Lights illuminate the Cathedral of Santa Maria la Menor in 2010 in Santo Domingo, Dominican Republic. The cathedral is the oldest in the Americas. CNS photo/Eduardo Munoz, Reuters

Destination Latin America: Promoting religious tourism

By  Ezra Fieser, Catholic News Service
  • December 10, 2011

SANTO DOMINGO, Dominican Republic - Santa Maria la Menor, the oldest cathedral in the Americas, sits just off a busy plaza in this Caribbean city’s colonial district. However, it’s the nearby bronze Christopher Columbus statue, Hard Rock Cafe and cigar shops that draw the lines of tourists in the plaza.

“We came to see the colonial area. The churches are a nice part of that. But they’re not the reason we came,” said Maria Torres, who perused the shops that ring the plaza after snapping a photo of the statue.

A life-long Catholic, Torres, who was visiting from Spain, asked, “The oldest in the Americas? I had no idea.”

Catholic leaders here want to get the word out about the area’s significance. A spokesman for the archdiocese of Santo Domingo said it is trying to bring attention to the area as a key site for 500 years of religious history.

Working with tourism officials, the archdiocese developed “religious route” itineraries, taking tourists past 16 churches, convents, monasteries and hospitals that were the foundation of the development of Santo Domingo, the first city in the New World.

In August, it opened a museum dedicated to the area’s religious history, culminating a years-long effort by Cardinal Nicolas Lopez Rodriguez of Santo Domingo. The museum’s opening coincided with the end of the 500-year anniversary of the founding of the diocese.

Throughout Latin America, Catholic leaders and tourism officials are working to bring more attention to their religious places and events. More than five centuries since Columbus landed in the Caribbean and Catholicism began to spread through the hemisphere, the region is gaining recognition from international tourists.

“As a destination for faith-based tourism, we’re seeing Latin America receive more attention than it has in the past,” said Kevin Wright, director of growth markets at NTA, a Kentucky-based travel association. Years ago, Latin America was barely on the radar, but in what Wright called the “new era” of faith-based tourism, the region appeals to younger and more adventurous travellers.

“It offers a diversity of experiences,” he said.

Faith-based travel is worth an estimated $18 billion a year around the globe.
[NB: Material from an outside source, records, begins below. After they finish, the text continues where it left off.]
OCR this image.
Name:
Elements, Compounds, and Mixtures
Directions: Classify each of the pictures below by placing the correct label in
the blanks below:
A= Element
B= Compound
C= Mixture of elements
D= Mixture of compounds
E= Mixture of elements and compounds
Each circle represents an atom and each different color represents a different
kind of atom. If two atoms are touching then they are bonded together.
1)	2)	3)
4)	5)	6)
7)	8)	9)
The most popular destinations for Catholic pilgrimages remain, by far, the Holy Land and Europe.

Although they receive far less attention than traditional destinations, significant Catholic sights — such as the cathedral in Santo Domingo — are scattered throughout Latin America. They range from Mexico’s Basilica of Our Lady Guadalupe, considered one of the holiest places in the Americas, to breathtaking churches tucked into Andean valleys. Even the iconic symbol of Brazil’s most celebrated city, Rio de Janeiro, is a Catholic monument: Christ the Redeemer, towering over the city below.

Within the region, religious travel has long been an important cultural event. Holy Week, marked in many countries by elaborate, sombre processions, remains the busiest travel week for most countries in the region. The Guatemalan colonial city Antigua — population 45,000 — sees about 300,000 visitors that week.

Other places, such as Las Lajas Sanctuary, a nearly 100-metre-tall basilica built into a ravine in southern Colombia, attract visitors year-round; many pilgrims to Las Lajas cross the border from Ecuador on pilgrimage.

Las Lajas became the poster child of the Colombian government’s effort to attract more religious tourists when it launched a “Roads of Faith” promotional campaign last year. The campaign was aimed at drawing tourists from Spain, Italy and Latin American countries, said Ivan Mauricio Florez of the Ministry of Trade, Industry and Tourism.

The importance of promoting the destinations to tourists was highlighted in a message from the Pontifical Council for Migrants and Travellers.

“It must be an objective priority of our pastoral care of tourism to show the true meaning of this cultural heritage, born from faith and for the glory of God,” said the 2011 World Tourism Day message. “We cannot allow ourselves to view the tourist visit as simply a step in pre-evangelization but ... we must see it as a platform to realize the clear and explicit announcement of Jesus Christ.”